Date: 2015-04-20
Type of information: Presentation of results at a congress
phase: 1b - 2a
Announcement: presentation of results at the 2015 American Academy of Neurology 67th Annual Meeting
Company: PTC Therapeutics (USA - NJ) SMA Foundation (USA) Roche (Switzerland)
Product: Spinal Muscular Atrophy (SMA) program including motor neuron 2 (SMN2) gene splicing modifier (RG7800)
Action
mechanism: RG7800 is an orally available small molecule being investigated for its ability to selectively modify the splicing of the SMN2 gene, which is present both in healthy individuals and SMA patients, towards the production of full length mRNA. Preclinical studies in animal models of SMA demonstrated an increase in functional full length SMN protein with significant efficacy benefits on survival and motor function.
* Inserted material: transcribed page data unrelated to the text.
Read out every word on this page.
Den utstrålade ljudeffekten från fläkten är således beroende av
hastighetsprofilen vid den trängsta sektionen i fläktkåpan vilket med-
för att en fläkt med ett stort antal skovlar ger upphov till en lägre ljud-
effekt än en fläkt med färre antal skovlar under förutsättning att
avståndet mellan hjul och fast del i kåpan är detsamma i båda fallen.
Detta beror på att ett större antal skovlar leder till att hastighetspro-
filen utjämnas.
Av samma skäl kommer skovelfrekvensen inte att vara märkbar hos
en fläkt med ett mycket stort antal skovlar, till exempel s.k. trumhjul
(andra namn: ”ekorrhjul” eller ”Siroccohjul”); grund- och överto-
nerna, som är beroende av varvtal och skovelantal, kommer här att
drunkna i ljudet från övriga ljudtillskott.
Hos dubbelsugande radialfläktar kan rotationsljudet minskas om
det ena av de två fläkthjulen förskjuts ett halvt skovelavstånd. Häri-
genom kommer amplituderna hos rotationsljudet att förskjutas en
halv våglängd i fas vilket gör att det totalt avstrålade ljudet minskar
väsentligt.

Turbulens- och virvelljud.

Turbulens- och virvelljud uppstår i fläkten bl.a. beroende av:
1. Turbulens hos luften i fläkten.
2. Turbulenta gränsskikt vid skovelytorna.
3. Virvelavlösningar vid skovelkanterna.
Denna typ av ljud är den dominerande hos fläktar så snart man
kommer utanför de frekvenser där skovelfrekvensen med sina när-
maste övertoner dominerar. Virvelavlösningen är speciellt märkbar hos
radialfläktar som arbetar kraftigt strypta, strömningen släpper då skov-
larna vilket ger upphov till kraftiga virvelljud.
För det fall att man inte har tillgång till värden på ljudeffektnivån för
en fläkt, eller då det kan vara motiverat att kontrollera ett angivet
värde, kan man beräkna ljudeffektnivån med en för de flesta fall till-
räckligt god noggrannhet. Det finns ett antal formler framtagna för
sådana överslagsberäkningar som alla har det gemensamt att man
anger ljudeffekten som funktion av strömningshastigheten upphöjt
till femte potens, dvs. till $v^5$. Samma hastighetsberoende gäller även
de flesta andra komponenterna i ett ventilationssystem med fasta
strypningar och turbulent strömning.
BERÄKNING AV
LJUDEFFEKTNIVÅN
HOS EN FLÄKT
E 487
Disease: spinal muscular atrophy
Therapeutic area: Neuromuscular diseases - Rare diseases - Genetic diseases
Country:
Trial details:
Latest
news: * On April 20, 2015, PTC Therapeutics announced that Phase 1 clinical data from the company's joint development program with Roche and the SMA Foundation in spinal muscular atrophy (SMA) will be presented at the 2015 American Academy of Neurology 67th Annual Meeting. The late-breaking abstract titled "SMN2 splicing modifier RG7800 shows dose-dependent increase of full length SMN2 mRNA in first-in-human study" will be presented as part of the Emerging Science session on April 22, 2015. As previously disclosed, findings from the Phase 1 study indicated that RG7800, an investigational oral therapy for SMA, showed a favorable safety profile and was well tolerated at all dose levels studied. In addition, proof of mechanism was demonstrated by a dose-dependent effect on Survival Motor Neuron 2 (SMN2) splicing towards the production of full length SMN2 mRNA. The Phase 1 study was a single ascending dose, placebo-controlled, double-blind study in 48 healthy volunteers testing single oral doses from 0.5 to 90 mg. * On November 19, 2014, PTC Therapeutics announced that its joint development program in Spinal Muscular Atrophy (SMA) with Roche and the SMA Foundation (SMAF) has started a Phase 1b/2a study in adult and pediatric patients. The placebo-controlled, randomized, multiple-dose study will enroll approximately 48 patients with SMA and investigate the safety and tolerability of an investigational survival of motor neuron 2 (SMN2) gene splicing modifier (RG7800) over 12 weeks. The achievement of this milestone triggers a $10 million payment to PTC from Roche. As previously reported, the Phase 1 single-ascending dose study in healthy volunteers demonstrated that all doses studied were safe, well tolerated and demonstrated a dose-dependent effect on SMN2 splicing as shown by a change in the ratio of full-length SMN2 mRNA to SMN2 mRNA without exon 7 (SMND7), which is interpreted as proof of mechanism in terms of the expected pharmacodynamic effect. The development of RG7800 is being led by Roche and overseen by a joint steering committee with members from Roche, PTC and the SMA Foundation.